The scientists fused sgRNA with mobile RNA sequences that are known to move through plant vasculature to germline tissue, with the assumption that this will enhance heritability of gene editing frequency. Germline cells are responsible for passing heritable traits from one generation to the next.

About two and a half weeks after introducing the RNA sequences via the TRV vector, the team noticed bleached spots appearing on the leaves of their experimental plants, with newly emerging leaves showcasing more bleached areas.
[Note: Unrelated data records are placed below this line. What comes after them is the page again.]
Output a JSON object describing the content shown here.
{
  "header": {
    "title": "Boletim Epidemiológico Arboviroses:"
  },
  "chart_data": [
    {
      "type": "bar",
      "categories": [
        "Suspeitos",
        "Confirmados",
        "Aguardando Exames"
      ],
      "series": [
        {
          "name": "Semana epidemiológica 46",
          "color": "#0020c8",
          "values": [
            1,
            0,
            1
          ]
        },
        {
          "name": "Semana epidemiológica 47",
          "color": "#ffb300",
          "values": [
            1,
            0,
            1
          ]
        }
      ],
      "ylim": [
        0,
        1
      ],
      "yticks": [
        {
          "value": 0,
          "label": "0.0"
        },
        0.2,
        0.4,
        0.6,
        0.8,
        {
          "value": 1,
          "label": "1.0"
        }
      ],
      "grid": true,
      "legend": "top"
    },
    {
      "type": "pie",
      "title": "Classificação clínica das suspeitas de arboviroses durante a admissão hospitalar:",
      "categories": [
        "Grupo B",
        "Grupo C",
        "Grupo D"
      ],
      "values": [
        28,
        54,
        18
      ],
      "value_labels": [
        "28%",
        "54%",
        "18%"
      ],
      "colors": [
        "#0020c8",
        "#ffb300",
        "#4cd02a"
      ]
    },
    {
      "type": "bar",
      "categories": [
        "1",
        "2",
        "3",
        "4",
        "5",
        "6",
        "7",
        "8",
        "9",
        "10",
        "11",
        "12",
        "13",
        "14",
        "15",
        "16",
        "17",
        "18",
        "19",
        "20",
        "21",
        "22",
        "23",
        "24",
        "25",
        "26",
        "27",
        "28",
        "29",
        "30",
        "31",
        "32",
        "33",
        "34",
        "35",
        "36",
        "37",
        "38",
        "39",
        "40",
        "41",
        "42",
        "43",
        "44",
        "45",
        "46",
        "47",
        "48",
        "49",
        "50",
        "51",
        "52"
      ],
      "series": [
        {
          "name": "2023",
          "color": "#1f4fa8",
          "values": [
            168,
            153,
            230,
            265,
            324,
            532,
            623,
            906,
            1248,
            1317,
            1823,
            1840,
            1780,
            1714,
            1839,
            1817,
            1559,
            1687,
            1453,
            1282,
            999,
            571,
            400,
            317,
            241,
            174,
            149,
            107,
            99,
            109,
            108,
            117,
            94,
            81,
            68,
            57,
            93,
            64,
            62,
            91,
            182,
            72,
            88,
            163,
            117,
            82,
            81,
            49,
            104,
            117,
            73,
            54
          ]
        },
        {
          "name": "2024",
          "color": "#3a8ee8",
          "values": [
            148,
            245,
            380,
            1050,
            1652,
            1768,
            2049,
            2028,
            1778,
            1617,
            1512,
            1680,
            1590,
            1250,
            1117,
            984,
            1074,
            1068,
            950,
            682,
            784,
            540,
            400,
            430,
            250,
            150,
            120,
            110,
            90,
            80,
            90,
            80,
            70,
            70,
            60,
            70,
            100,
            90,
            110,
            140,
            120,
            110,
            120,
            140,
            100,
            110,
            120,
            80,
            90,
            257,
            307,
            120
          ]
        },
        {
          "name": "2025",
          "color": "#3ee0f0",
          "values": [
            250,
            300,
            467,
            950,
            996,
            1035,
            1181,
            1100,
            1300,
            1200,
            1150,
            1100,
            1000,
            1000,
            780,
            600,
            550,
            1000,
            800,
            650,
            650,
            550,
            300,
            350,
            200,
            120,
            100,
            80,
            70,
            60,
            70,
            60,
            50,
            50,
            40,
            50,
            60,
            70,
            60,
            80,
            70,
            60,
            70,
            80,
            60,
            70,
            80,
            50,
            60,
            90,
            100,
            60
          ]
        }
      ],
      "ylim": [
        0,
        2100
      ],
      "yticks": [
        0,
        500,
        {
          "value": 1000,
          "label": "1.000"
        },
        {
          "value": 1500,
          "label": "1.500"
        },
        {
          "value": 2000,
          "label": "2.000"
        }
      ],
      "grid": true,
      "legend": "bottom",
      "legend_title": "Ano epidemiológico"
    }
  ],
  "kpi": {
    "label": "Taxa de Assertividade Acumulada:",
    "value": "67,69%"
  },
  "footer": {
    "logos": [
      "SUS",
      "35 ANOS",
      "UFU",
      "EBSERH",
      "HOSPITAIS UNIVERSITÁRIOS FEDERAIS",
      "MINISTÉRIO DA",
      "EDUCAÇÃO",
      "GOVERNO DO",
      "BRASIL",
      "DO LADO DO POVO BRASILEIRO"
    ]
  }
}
The trait carried over to subsequent generations with a frequency ranging from 65 to 100 percent.

Making the Most of the Viral Vector

While Dinesh-Kumar’s goal is to eventually create a transgenic-free editing technique for plants, he noted the team is not quite there with this study due to the experiments being performed on a Cas9 transgenic line of Nicotiana benthamiana.

“Our whole premise of using the virus vectors to deliver gene editing components is to make them non-transgenic,” says Dinesh-Kumar. “We have achieved a first step in delivering sgRNA with mobile RNAs that will give you high editing frequency.”

Next is to figure out how to manipulate the viruses to carry a Cas9 nuclease, the enzyme necessary to cut and edit a plant’s genome and sgRNA together.

If he can figure this out, it may lead to the development of a whole new system for breeding hardier and more nutritious crops.